Retreating blade stallAt high forward speed the retreating blade sees slow relative wind + high AOA and stalls. Symptoms: nose pitch-up, vibration, roll toward the retreating side (usually left). Avoid by never exceeding VNE (red line). Example RW: advancing ~500 kt vs. retreating ~300 kt.
BlowbackAccelerating to forward flight, translational lift makes the nose pitch up (and roll right) — combined dissymmetry of lift, transverse flow, and precession. Correct with continuous forward + left cyclic.
11· Translational Lift & ETL
Free efficiency from moving air
Translational lift — rotor efficiency improves with each knot of horizontal airflow (from movement or surface wind). Old vortices get left behind, airflow turns more horizontal, induced flow and drag drop.
Effective translational lift (ETL) happens at about 16–24 knots, when the disc fully outruns its recirculated vortices — a clear jump in efficiency.
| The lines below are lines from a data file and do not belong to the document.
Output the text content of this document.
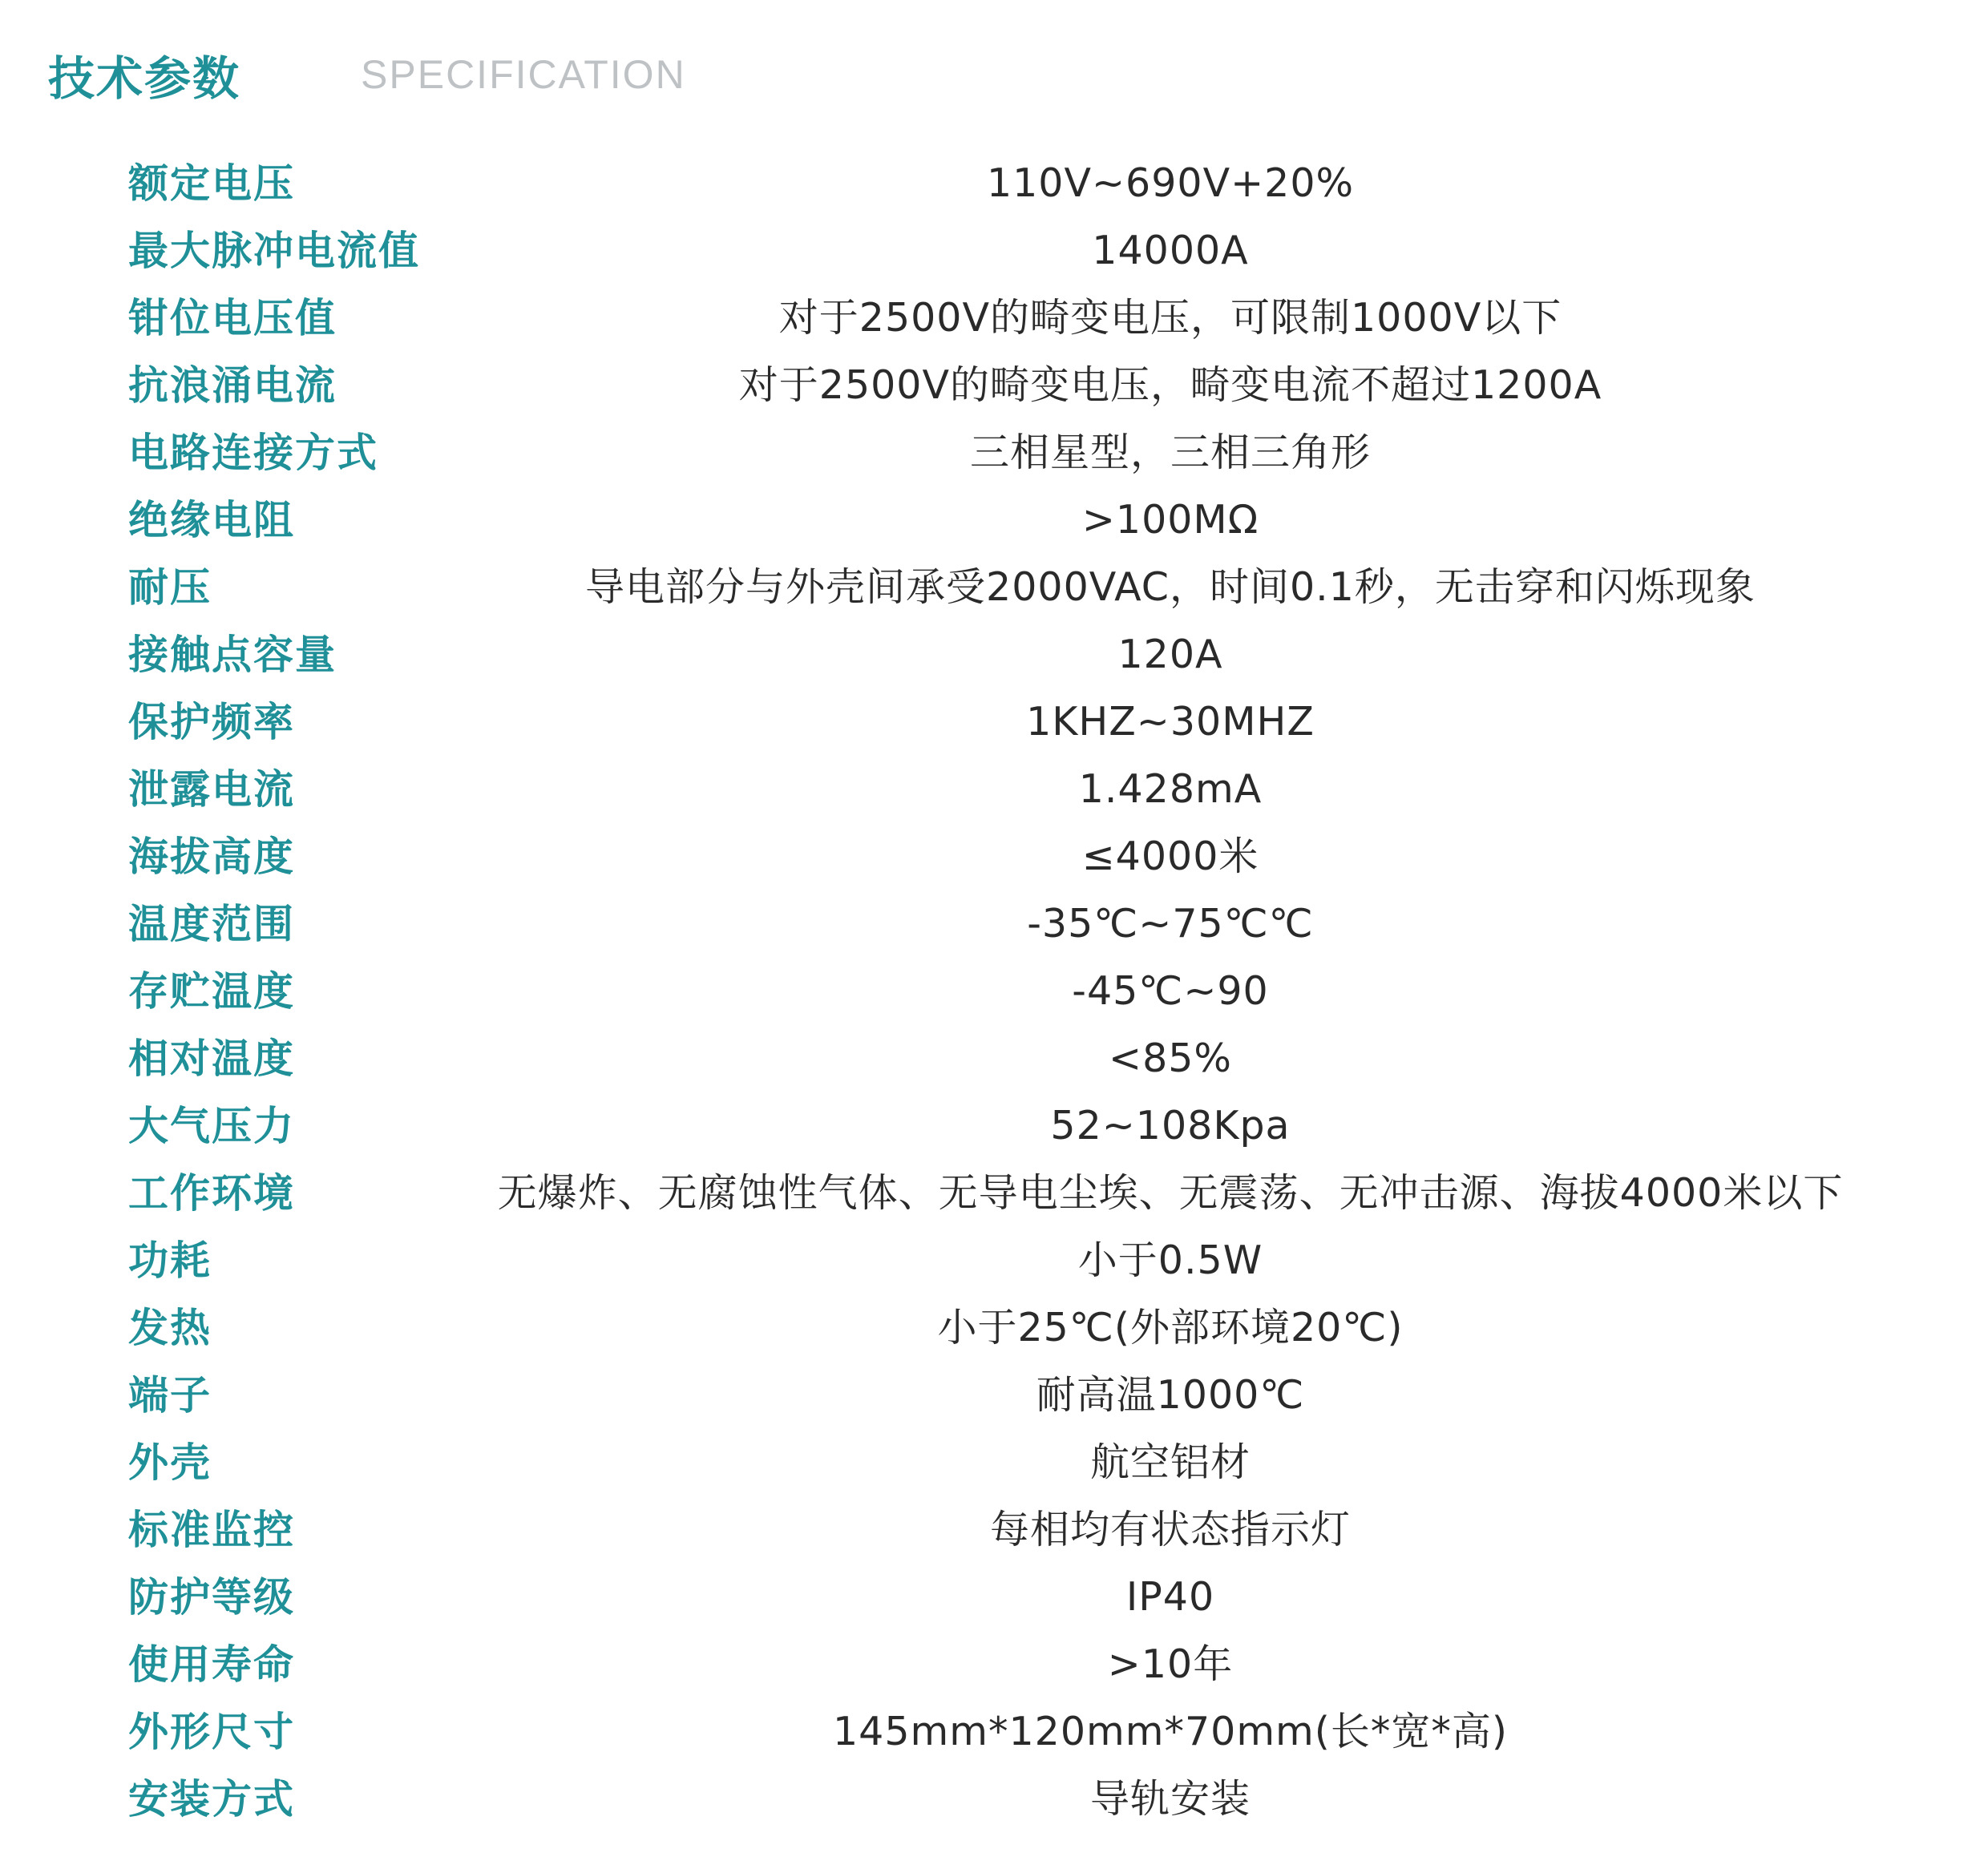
技术参数	SPECIFICATION
额定电压	110V~690V+20%
最大脉冲电流值	14000A
钳位电压值	对于2500V的畸变电压，可限制1000V以下
抗浪涌电流	对于2500V的畸变电压，畸变电流不超过1200A
电路连接方式	三相星型，三相三角形
绝缘电阻	>100MΩ
耐压	导电部分与外壳间承受2000VAC，时间0.1秒，无击穿和闪烁现象
接触点容量	120A
保护频率	1KHZ~30MHZ
泄露电流	1.428mA
海拔高度	≤4000米
温度范围	-35℃~75℃℃
存贮温度	-45℃~90
相对温度	<85%
大气压力	52~108Kpa
工作环境	无爆炸、无腐蚀性气体、无导电尘埃、无震荡、无冲击源、海拔4000米以下
功耗	小于0.5W
发热	小于25℃(外部环境20℃)
端子	耐高温1000℃
外壳	航空铝材
标准监控	每相均有状态指示灯
防护等级	IP40
使用寿命	>10年
外形尺寸	145mm*120mm*70mm(长*宽*高)
安装方式	导轨安装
Translational thrust — the tail rotor also moves into cleaner air and becomes more efficient; on a CCW rotor this forces a right-pedal correction.
Transverse flow effect — induced flow drops near zero at the front of the disc and rises at the rear; that front/rear lift difference (via 90° precession) rolls the helicopter right around 20 kt, with noticeable vibration near 12–15 kt (just below ETL). Counter with left cyclic.
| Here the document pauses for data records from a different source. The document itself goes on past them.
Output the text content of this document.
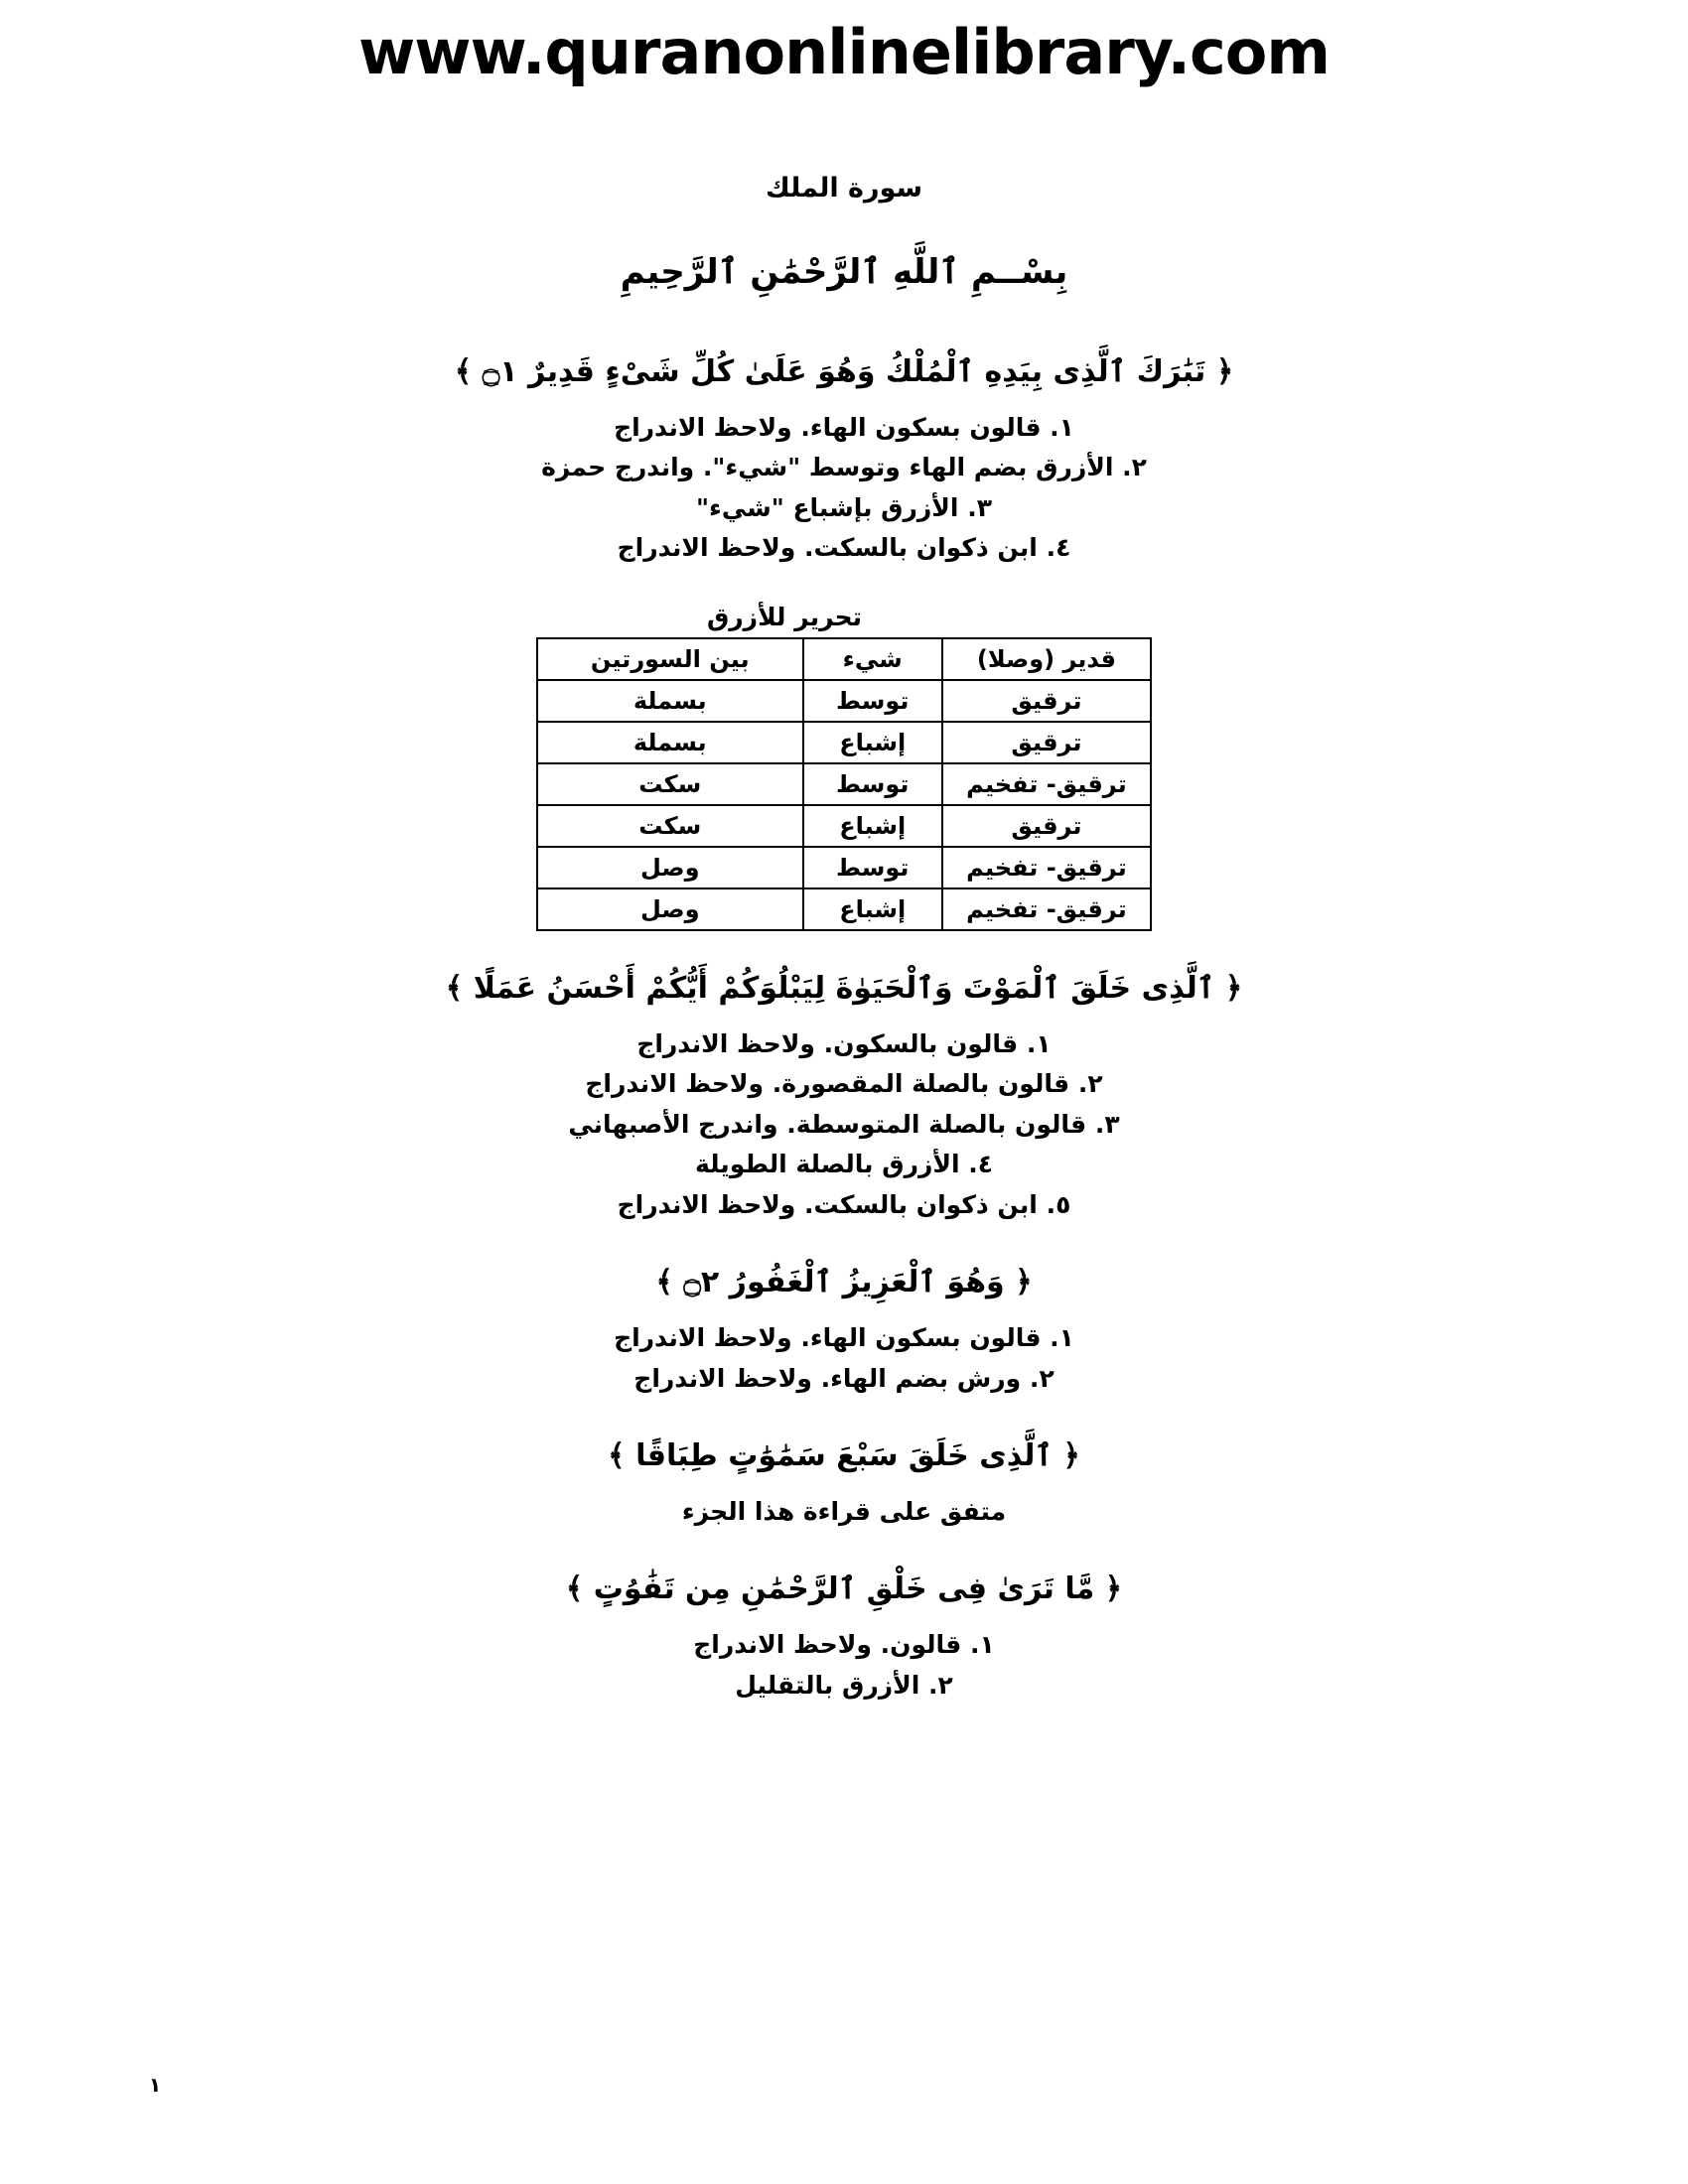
www.quranonlinelibrary.com
سورة الملك
بِسْــمِ ٱللَّهِ ٱلرَّحْمَٰنِ ٱلرَّحِيمِ
﴿ تَبَٰرَكَ ٱلَّذِى بِيَدِهِ ٱلْمُلْكُ وَهُوَ عَلَىٰ كُلِّ شَىْءٍ قَدِيرٌ ۝١ ﴾
١. قالون بسكون الهاء. ولاحظ الاندراج
٢. الأزرق بضم الهاء وتوسط "شيء". واندرج حمزة
٣. الأزرق بإشباع "شيء"
٤. ابن ذكوان بالسكت. ولاحظ الاندراج
تحرير للأزرق
قدير (وصلا)	شيء	بين السورتين
ترقيق	توسط	بسملة
ترقيق	إشباع	بسملة
ترقيق- تفخيم	توسط	سكت
ترقيق	إشباع	سكت
ترقيق- تفخيم	توسط	وصل
ترقيق- تفخيم	إشباع	وصل
﴿ ٱلَّذِى خَلَقَ ٱلْمَوْتَ وَٱلْحَيَوٰةَ لِيَبْلُوَكُمْ أَيُّكُمْ أَحْسَنُ عَمَلًا ﴾
١. قالون بالسكون. ولاحظ الاندراج
٢. قالون بالصلة المقصورة. ولاحظ الاندراج
٣. قالون بالصلة المتوسطة. واندرج الأصبهاني
٤. الأزرق بالصلة الطويلة
٥. ابن ذكوان بالسكت. ولاحظ الاندراج
﴿ وَهُوَ ٱلْعَزِيزُ ٱلْغَفُورُ ۝٢ ﴾
١. قالون بسكون الهاء. ولاحظ الاندراج
٢. ورش بضم الهاء. ولاحظ الاندراج
﴿ ٱلَّذِى خَلَقَ سَبْعَ سَمَٰوَٰتٍ طِبَاقًا ﴾
متفق على قراءة هذا الجزء
﴿ مَّا تَرَىٰ فِى خَلْقِ ٱلرَّحْمَٰنِ مِن تَفَٰوُتٍ ﴾
١. قالون. ولاحظ الاندراج
٢. الأزرق بالتقليل
١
NoteTransverse-flow vibration occurs close to the same speed as ETL, so pilots sometimes confuse the two. The vibration is the lift differential between front and rear of the disc being greatest.
12· Other Flight Regimes
Vertical, sideward, rearward, turning
Vertical — increase blade pitch (RPM constant) → more lift → climb; decrease → descend. Lift+thrust vs. weight+drag decides up or down.
Sideward — tilt the disc toward the direction of travel. Unstable (fuselage parasite drag, no stabilizer for that axis). Keep the tail behind you; collective and pedals are key; ground contact with a skid invites dynamic rollover.
Rearward — tilt disc aft. The horizontal stabilizer can drive the tail down → tail-strike risk; most skids aren't turned up at the back. Scan first, slow speed, higher hover.
Turning flight — bank splits lift into a vertical component (opposes weight) and a horizontal component (centripetal force) that turns the aircraft. Steeper bank → less vertical lift → add collective to hold altitude.
13· Autorotation
Flying with no engine power
In autorotation the main rotor is turned by air flowing up through the disc as the helicopter descends (in powered flight air is drawn down through it). The freewheeling unit automatically disengages the engine from the rotor on failure, letting the rotor spin freely. Every certified helicopter must demonstrate this.
Three regions of the blade (vertical autorotation)
Region
Span (from hub)
Effect
Driven (propeller)
Outer ~30% (tips)
Net drag — decelerates the blade
Driving (autorotative)
~25–70%
TAF tilts forward — accelerates the blade
Stall
Inner ~25%
Above stall AOA — drag, decelerates
Two points of equilibrium separate the regions; there, TAF aligns with the axis of rotation (no accel/decel).
Raising collective enlarges the driven + stall regions and shrinks the driving region → RPM tends down. Pilots adjust collective to hold a constant rotor RPM.
Forward-flight autorotation: forward speed shifts all three regions outboard on the retreating side; a small reverse-flow area appears near the root.
Before touchdownThe pilot applies aft cyclic to flare — this decelerates the aircraft and the changed airflow drives RPM up; manage collective to keep RPM in limits.
Transcription corrections applied
This summary was cleaned from a YouTube auto-caption dump of the chapter. The substantive fixes:
The captions mangled AOA and AOI into “oa / oh / oi / oat / oah / aw / awa / oil / oe” throughout — resolved by context to angle of attack or angle of incidence.